Medicine makes use of the principle of diuresis by stimulating increased urinary excretion with special preparations in order to reduce the burden on the circulatory system. An increased volume of urine indirectly reduces the amount of blood and thus the burden on the heart. This effect helps especially patients with kidney and circulatory diseases.
Diuretic drugs are also used in poisoning. Water-soluble toxins are flushed out of the body in this way. Thus, the control of urine volume is one of the preferred treatment methods, especially in intensive care.
Diabetes patients, in turn, often have a much too high urinary output, which is why here, too, is usually intervened by medication. Increased urinary output of the kidneys due to increased pressure in the urinary tract is called osmotic diuresis. These processes are based on the retention of osmotically active substances in the tubules (tubes) of the kidneys. They are not returned to the blood after filtration.
In order to keep the concentration of the relevant substances at the required level, passively more water flows into the urine (polyuria) to be excreted. At the same time it is inspired by the drinking behavior. The osmotic diuresis can be artificially induced by administration of appropriate medicines to treat emergencies such as glaucoma, cerebral edema or acute renal failure.
The urine, thanks to its pH value, allows well-founded conclusions about human nutrition. For this measurement, the urine volume is used as a basis for reliable results. In normal diet, the pH of the urine varies between 4.6 and 7.5. He is thus in the acidic area. A protein-stressed food intake shifts the pH even more into the acidic environment.

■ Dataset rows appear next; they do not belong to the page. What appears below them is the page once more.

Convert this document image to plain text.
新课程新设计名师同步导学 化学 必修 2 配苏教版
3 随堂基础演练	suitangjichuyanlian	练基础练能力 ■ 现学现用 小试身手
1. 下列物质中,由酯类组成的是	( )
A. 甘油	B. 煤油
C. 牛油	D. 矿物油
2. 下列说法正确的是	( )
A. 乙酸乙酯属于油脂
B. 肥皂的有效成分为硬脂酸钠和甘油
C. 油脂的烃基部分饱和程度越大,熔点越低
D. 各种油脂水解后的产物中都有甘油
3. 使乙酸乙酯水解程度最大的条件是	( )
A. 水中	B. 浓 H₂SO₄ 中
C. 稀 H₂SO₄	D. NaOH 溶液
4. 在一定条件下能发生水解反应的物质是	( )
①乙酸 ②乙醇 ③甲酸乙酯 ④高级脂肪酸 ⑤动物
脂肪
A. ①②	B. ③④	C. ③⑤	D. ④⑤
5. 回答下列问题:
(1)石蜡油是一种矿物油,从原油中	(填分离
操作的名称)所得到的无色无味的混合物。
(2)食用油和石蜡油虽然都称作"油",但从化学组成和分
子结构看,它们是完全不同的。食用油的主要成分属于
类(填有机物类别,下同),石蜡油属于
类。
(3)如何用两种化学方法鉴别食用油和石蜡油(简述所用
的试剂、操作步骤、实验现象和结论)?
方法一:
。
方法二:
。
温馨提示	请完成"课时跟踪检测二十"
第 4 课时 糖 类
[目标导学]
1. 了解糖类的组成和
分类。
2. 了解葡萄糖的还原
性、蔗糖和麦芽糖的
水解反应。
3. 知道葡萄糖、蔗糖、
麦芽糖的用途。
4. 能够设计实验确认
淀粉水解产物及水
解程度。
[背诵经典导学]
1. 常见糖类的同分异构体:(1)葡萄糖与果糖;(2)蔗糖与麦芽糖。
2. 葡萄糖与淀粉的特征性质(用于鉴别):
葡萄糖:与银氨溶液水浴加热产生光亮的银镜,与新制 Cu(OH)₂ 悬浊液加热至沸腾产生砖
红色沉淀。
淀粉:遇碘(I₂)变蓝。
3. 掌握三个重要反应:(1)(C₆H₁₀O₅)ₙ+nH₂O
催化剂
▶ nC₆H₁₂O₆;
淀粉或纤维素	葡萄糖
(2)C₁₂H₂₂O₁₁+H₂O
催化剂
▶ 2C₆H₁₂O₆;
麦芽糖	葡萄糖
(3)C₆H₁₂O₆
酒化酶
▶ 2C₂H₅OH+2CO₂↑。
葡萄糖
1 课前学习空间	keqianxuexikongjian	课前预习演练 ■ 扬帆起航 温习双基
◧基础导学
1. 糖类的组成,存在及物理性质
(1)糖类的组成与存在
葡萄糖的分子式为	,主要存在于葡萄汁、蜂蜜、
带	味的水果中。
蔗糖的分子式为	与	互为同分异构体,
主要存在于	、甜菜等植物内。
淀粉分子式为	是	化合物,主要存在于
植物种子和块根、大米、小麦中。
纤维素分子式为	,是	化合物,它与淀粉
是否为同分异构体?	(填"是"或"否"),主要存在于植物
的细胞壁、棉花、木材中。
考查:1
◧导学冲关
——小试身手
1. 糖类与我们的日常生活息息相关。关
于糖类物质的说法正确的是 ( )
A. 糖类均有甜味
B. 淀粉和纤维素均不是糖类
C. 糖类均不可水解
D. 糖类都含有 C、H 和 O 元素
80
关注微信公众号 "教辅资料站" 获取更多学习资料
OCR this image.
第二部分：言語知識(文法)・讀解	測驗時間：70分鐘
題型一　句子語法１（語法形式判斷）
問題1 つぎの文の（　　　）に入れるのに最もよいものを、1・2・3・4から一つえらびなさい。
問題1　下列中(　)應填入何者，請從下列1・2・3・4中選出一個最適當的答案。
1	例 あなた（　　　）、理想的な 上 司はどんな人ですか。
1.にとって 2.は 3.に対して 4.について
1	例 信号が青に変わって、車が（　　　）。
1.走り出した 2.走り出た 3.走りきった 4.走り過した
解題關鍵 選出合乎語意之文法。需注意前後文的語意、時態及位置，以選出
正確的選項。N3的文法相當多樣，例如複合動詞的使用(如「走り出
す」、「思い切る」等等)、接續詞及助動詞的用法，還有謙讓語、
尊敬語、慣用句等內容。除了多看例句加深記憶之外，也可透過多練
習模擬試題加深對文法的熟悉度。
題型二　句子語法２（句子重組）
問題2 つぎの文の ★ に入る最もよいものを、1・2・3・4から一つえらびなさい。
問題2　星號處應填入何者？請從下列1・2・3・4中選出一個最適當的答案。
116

A high vegetable consumption in turn leads rather to the shift into the basic area.
The so-called urinary status in the early stage can refer to diseases of the kidneys (kidney stones, kidney tumor) and inflammation of the urinary tract. Also metabolic diseases such as diabetes mellitus and liver weakness are displayed in this way. If, for example, proteins, nitrite, ketones and blood components can be found in the urine, this indicates various possible diseases.
Nephrology is a branch of internal medicine, as well as urology, which is primarily responsible for surgical matters. It is a very diverse range of tasks, because in addition to the elimination of final products of metabolism, the kidneys also ensure the balancing of the physical water balance, the long-term regulation of blood pressure and the control of the acid-base balance.
The pH of the blood, which significantly influences the kidney activity, may, for example, only fluctuate within a relatively narrow range, as otherwise life-threatening conditions may occur. Again, the measured and logged urine volume provides important information. It also provides information on the synthesis of glucose in the kidneys, their hormone production and the concomitant breakdown of hormones such as peptides.